Allocations in mapreduce/sum etc

I’m confused by why the following allocates (this is a reduced example that arose from trying to implement a function from #32739 via higher order functions instead of explicit loops):

g(v) = mapreduce(i->v[1]*i, +, eachindex(v))
@btime g($v)

Results in ... (1 allocation: 16 bytes) on v1.1. How can I get rid of that allocation?

A similar thing happens with e.g. sum(f, itr) as soon as the passed function f contains reference to any element of a captured array:

_h(i,v) = i*v[i]
h(v) = sum(i->_h(i,v), eachindex(v))

also produces ... (1 allocation: 16 bytes).

I guess that suggests that the allocations are not really due to mapreduce, foldl, sum, or similar, but to the anonymous function itself? Still, I don’t really get why this happens.

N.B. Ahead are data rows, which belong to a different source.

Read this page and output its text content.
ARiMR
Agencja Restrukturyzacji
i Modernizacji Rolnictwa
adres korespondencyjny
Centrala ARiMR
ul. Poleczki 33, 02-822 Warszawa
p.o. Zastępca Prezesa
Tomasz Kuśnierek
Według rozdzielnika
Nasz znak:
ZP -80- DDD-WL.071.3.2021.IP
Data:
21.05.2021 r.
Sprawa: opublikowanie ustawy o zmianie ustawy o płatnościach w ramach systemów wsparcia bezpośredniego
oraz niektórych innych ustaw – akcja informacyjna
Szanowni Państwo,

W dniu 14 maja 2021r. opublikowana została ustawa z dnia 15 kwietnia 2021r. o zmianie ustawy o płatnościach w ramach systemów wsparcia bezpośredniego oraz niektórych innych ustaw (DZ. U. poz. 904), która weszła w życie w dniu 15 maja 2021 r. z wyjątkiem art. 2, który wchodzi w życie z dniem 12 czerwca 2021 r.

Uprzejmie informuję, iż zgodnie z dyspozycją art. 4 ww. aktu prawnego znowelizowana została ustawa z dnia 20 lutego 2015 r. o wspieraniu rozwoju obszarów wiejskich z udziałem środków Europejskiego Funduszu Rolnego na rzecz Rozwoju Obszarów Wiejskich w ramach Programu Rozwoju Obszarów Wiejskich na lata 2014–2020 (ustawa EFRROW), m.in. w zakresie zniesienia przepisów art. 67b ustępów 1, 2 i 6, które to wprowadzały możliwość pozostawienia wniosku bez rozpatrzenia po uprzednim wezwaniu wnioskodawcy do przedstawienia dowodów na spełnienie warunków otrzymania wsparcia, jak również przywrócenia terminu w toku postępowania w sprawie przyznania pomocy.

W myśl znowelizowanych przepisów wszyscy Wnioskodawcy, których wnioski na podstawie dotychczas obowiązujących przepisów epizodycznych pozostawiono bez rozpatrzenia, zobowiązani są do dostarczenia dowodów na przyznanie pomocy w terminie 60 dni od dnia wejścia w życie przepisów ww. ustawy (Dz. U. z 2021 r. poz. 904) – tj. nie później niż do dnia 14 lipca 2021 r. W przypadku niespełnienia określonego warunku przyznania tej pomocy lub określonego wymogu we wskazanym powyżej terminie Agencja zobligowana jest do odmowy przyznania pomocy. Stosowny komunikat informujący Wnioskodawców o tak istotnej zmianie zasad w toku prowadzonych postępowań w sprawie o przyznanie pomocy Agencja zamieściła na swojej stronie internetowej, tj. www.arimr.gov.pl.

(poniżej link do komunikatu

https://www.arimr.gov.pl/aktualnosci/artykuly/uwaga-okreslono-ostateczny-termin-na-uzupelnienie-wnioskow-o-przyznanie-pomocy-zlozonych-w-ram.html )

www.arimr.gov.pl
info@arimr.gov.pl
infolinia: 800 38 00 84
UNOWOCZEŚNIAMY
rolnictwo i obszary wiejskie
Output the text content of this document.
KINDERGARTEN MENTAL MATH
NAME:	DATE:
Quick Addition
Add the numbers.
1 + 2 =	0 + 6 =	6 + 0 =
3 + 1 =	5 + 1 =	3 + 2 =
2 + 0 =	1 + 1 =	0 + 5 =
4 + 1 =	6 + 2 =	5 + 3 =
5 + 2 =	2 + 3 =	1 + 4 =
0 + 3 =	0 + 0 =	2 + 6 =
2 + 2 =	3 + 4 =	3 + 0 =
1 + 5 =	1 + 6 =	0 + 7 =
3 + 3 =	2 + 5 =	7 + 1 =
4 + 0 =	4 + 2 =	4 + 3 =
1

[This was tested on julia-v1.1.1, btw.]

For anyone who might stumble upon this in the future:

From some digging, this seems to basically be a consequence of two elements:

  1. #18207 (interplay of function arguments with recursive functions) and the recursive elements of mapreduce, and
  2. an allocating throw(ArgumentError(...)) call that handles empty-iterables inputs for non-specialized function input (oddly, this allocation can be removed by adding @inline to mymapreduce_empty(f,op,T), contrary to usual @noinline-strategy for avoiding spurious throw allocations).

Eliminating both of these elements removes the allocation noted above; but getting rid of recursion essentially butchers the method.

[It seems that recursion and zero allocations can co-exist, at least in principle, if specialization on the function input is forced via mapreduce_impl(f::F, ...) where F<:Function as suggested in #18207(comment); that’s probably not very viable for such a generic function thoughScratch that; doesn’t actually seem to work for me.]

I actually think that the root cause here is the fact that a closure over a non-isbits value (v) is created and subsequently passed to a non-inlined function (mapreduce or one of the functions it calls with the closure as an argument, recursively). The compiler essentially treats the function as a black box (or at least more so than if the function were inlined), and can’t figure out that the closure is short-lived; for all it knows, mapreduce could store a reference to the closure somewhere in a global array of objects. This means that the closure needs to be GC-rooted, which requires allocation.